To Art or not to Art

from my old blog at anneliewendeberg.com

It’s one of those days I feel out of words. I’m not sure if I should write with empathy or distain. Empathy for the individual who makes the wrong decisions in the hope his life might improve. Disdain for society that appears to have no swarm intelligence whatsoever. And then I stumble across an article by The Millions on just that topic. Turns out, a writer needs both.

It’s one of those days I don’t know if I should be an artist or an activist. After some soul-searching, I realised that I am both and always have been. I wrote my climate fiction series because I was angry, and wanted to tell the story of a girl that grew up in a post-climate-disaster world. I wanted to write her story to explore how life might turn out for my grandchildren and their grandchildren. Back when I wrote the series, leading climate scientists such as Stefan Rahmstorf and Michael Mann were full of hope. To them, climate change could be reversed, or halted. We could do it. I kept wondering where they’ve got their data from to make such a conclusion. Since when does humanity – as a mass – act logical, humble, altruistic? I’m shocked what a quick turn their tone took on social media when Trump was elected president. Their posts now have the flavour of despair.
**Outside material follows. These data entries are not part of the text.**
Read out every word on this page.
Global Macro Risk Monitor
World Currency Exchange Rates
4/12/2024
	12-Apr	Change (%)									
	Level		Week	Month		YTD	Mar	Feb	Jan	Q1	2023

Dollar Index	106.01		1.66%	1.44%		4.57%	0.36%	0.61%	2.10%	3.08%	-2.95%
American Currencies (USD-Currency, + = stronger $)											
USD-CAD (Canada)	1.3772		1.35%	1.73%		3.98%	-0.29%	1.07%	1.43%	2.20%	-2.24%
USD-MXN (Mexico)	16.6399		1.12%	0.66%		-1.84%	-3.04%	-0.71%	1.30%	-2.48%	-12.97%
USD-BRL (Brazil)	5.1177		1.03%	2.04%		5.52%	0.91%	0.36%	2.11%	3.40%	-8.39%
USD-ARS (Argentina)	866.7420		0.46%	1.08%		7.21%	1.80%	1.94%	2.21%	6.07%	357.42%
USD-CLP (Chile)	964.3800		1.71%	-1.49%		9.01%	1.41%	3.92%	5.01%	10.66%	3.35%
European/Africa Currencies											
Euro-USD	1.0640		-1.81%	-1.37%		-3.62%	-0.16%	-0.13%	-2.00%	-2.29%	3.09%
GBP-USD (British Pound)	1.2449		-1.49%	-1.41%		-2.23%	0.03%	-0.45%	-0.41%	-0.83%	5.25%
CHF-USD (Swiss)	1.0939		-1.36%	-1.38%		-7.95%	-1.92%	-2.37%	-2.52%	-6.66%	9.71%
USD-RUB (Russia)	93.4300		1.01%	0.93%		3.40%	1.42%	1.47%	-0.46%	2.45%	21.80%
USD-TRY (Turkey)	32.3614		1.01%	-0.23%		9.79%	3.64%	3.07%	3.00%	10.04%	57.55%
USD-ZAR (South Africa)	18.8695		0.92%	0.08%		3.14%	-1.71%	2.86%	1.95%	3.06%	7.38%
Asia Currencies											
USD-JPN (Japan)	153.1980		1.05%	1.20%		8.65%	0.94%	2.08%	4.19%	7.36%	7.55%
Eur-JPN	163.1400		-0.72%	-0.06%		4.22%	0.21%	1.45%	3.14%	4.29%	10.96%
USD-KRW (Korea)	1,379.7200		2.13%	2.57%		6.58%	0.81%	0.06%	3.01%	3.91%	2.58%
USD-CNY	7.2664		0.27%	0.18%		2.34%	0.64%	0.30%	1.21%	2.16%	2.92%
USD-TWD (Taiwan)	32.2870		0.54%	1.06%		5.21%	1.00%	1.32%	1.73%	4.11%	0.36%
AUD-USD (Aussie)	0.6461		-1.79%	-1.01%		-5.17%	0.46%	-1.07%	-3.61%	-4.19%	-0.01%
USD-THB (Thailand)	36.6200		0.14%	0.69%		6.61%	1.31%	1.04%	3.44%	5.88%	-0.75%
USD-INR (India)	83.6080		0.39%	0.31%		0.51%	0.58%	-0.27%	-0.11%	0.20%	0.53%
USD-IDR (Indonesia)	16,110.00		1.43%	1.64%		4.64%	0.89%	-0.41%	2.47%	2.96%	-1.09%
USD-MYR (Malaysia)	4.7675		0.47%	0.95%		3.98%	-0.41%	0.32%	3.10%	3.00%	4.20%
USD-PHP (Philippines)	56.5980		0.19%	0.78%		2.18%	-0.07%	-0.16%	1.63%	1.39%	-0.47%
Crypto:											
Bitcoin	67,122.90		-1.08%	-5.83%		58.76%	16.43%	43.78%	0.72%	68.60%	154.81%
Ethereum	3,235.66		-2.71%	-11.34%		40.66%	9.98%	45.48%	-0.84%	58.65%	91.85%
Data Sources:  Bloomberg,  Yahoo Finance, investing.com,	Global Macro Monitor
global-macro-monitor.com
Maybe one of the core problems of humans is that we don’t listen carefully. Maybe that’s what artist are for? Artists listen, watch, and then we present how we see the world through our eyes. We challenge what’s considered normal by distorting, mirroring, sharpening, blurring, over-exposing.

I’m angry again, and I find it hard to listen to and try to understand people who turn to unkindness, misogyny, and racism while not even realising how much their behaviour results in their own emotional poverty. I try to understand why some people seem indifferent in times of crises, while others act with compassion. I try to understand what it takes to change the course of society, and how far an individual would go to change a failing system. What I learn hurts. But that, too, is what art is for: it identifies your wounds for you. So you can heal them.

The question is not whether I should make art or not. It’s whether I am finally brave enough to pour all my activist-heart into it.